By OnMilwaukee Staff Writers   Published Jun 01, 2006 at 5:37 AM

In recent Milwaukee Challenges, we've compared beer, coffee, custard and pizza. But pitting Milwaukee's best wines against each other in a taste test was particularly challenging -- because Milwaukee doesn't have any wineries within city limits.

So we expanded our search radius a bit and compared Cedar Creek's Settlement Gold from Cedarburg and Vetro's White Zinfandel from Concord (which is near Sullivan). As the two vineyards closest to Milwaukee, we put their most similar wines to the test -- and the results were unanimous: the five members of our editorial staff, admittedly not connoisseurs, tepidly chose Cedar Creek as the better vino. Here's why:

Julie Lawrence
Staff Writer
Pick: Cedar Creek

With the weather warming and the time for picnics upon us, both the Cedar Creek Settlement Gold and the Vetro White Zinfandel could adequately complement any lunch in the park. Although not a white wine drinker by nature, I'd have to say that the Cedar Creek appealed to my palate more than the Vetro due to its fresh, crisp taste and a sweetness that was at times disguised by the addition of fruit flavors.
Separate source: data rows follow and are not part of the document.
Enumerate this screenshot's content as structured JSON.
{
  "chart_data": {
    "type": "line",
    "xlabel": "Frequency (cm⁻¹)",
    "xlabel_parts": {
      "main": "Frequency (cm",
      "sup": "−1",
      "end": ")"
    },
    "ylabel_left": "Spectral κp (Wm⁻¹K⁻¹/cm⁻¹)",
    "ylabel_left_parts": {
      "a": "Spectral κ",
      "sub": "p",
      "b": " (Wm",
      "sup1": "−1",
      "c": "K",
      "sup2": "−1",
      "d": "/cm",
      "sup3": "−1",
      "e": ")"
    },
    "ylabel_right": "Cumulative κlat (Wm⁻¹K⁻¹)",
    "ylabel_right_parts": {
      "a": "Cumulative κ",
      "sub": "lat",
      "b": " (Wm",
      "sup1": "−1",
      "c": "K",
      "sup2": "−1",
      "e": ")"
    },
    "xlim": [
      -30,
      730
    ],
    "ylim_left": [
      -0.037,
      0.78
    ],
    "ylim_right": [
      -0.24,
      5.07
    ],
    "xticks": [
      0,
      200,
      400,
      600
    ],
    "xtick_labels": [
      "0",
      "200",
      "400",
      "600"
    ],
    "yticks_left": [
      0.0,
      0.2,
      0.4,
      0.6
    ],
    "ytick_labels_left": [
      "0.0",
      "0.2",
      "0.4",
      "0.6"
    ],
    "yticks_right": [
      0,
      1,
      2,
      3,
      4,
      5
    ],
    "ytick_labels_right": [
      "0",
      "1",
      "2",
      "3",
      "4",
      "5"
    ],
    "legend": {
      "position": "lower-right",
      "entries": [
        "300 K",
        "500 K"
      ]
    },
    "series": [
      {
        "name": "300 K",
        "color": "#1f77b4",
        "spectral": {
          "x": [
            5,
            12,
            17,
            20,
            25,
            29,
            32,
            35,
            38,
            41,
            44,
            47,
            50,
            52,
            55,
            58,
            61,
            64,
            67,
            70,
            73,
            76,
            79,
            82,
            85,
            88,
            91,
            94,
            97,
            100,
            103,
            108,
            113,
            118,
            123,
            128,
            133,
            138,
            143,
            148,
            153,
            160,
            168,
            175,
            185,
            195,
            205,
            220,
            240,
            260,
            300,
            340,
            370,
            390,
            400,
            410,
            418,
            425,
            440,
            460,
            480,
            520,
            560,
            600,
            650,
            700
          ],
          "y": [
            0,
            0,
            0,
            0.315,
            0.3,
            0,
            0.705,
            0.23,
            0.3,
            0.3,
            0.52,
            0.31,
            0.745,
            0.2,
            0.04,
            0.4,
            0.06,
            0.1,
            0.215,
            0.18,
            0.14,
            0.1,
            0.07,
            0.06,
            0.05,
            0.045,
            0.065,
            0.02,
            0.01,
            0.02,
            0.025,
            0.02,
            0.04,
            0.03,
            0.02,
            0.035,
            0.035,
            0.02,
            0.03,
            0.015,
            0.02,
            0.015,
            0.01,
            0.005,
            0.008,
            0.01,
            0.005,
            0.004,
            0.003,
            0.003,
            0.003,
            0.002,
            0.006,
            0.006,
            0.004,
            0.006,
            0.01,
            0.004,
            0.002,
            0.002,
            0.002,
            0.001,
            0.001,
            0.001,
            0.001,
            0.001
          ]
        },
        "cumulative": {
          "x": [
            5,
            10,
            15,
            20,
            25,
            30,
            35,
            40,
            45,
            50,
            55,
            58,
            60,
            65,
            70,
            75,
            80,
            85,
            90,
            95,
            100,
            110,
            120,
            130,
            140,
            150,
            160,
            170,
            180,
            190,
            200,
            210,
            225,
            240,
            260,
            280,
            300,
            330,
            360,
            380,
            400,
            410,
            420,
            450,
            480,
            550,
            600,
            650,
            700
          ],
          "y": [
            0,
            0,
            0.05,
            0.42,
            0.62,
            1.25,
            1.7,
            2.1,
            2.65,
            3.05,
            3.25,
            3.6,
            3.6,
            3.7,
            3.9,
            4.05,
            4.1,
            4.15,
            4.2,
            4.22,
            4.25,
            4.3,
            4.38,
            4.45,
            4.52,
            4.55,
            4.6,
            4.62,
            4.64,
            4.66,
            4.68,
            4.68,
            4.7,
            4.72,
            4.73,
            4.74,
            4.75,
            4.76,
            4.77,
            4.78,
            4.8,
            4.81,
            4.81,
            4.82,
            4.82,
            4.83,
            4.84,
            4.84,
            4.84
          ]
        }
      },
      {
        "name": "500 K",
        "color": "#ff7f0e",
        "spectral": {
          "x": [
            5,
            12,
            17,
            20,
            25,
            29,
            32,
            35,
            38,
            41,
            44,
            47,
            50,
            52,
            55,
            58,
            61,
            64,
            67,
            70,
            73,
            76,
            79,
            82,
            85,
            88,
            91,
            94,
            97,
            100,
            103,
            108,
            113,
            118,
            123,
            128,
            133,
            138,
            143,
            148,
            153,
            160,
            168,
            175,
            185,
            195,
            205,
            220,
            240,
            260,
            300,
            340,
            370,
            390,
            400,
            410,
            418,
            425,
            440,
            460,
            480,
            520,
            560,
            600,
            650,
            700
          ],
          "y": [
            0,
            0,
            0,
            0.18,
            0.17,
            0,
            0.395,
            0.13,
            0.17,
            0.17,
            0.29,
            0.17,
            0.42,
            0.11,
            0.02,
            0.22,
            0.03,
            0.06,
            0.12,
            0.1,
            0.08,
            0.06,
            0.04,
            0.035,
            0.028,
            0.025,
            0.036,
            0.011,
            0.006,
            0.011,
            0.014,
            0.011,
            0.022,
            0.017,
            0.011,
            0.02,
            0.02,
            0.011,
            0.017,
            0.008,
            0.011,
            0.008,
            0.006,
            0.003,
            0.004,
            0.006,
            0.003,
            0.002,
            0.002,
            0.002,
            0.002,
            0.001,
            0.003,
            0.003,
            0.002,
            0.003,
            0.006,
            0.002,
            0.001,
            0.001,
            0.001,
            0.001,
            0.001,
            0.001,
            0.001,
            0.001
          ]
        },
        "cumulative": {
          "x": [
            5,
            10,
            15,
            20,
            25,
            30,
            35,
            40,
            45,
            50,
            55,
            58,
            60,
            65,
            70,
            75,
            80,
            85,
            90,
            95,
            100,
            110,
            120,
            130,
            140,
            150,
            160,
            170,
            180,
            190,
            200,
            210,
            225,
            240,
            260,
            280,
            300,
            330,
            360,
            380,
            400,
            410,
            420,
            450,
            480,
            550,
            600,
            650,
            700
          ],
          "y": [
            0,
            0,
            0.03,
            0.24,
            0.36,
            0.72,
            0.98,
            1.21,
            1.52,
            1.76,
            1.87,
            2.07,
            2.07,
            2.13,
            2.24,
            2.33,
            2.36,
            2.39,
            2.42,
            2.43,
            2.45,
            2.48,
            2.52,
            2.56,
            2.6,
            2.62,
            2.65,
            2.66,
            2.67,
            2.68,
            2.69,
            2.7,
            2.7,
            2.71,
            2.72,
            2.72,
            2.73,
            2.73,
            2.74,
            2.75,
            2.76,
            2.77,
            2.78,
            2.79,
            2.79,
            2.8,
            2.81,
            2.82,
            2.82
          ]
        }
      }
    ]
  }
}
While both were very sweet, the Vetro smelled and tasted more like sugar -- actually, more like a wine cooler -- while the Cedar Creek, which hinted at pear and peach, was slightly tangy. Both options might prove to be a bit much on their own, but if a light picnic in the park is in your future, the Cedar Creek is a refreshing choice.

Drew Olson
Senior Editor
Pick: Cedar Creek

It wasn't really close. The Zinfandel looked cloudy in the glass and the texture was a bit on the oily side. The taste wasn't horrible. It could stand up to a strong-tasting fish, but it wasn't something I'd go out of my way to buy. The Cedar Creek offering was more clear and it had a hint of a tropical fruit flavor that made it seem like a solid choice for dessert or for starting out the evening at a backyard barbecue.

Molly Snyder Edler
Staff Writer
Pick: Cedar Creek

Being a red wine drinker, I was not particularly fond of either bottle. Both were light in color and looked promising in the glass, but neither was worth a second sip, in my opinion. They were both way too sweet and it took way too long to rid my mouth of their aftertaste. If trapped on a desert island with only one of the two bottles, I would probably pick the Cedar Creek because it was a less syrupy. But then again, drinking wine in the blazing, hot sun is never a good idea -- even if it sounds like one at the time.

Bobby Tanzilo
Managing Editor
Pick: Cedar Creek

Although the Cedar Creek Settlement Gold -- which is made from a blend of Seyval Blanc and Vidal grapes from New York -- had a sweeter aroma, the Vetro White Zinfandel was the sweeter, fruitier wine and had a more pleasingly golden color and more alluring body. The Vetro Zin however had a touch of alcohol in the aroma, perhaps due to the fact that its alcohol content is two points higher than the Cedar Creek.

While both would do best paired with desserts rather than with main courses, neither is terribly pleasing as a stand-alone quaff. To me there isn't a hands-down winner or loser, but in a pinch I'd choose the Cedar Creek.

Andy Tarnoff
Pick: Cedar Creek

I'm sad to say that this was a choice of the lesser of two evils. Both wines reminded me of a screw-top bottle of Boone's I bought back in college. But once I got over the memory of that hangover, the Cedar Creek was generally more pleasant and drinkable. It was significantly more fruity that the Vetro, which had a bitter aftertaste. While the Vetro actually smelled more like a white wine, it was unexpectedly sweet and carbonated. In short, it tasted extremely cheap.

The Cedar Creek basically tasted like the syrup in a can of fruit cocktail, but had flavors that reminded me of a Pinot Grigio. It also tasted cheap, but wasn't especially offensive -- just somewhat blasé. I'd take it to a picnic or drink it with a dessert -- but only if it was the only wine available.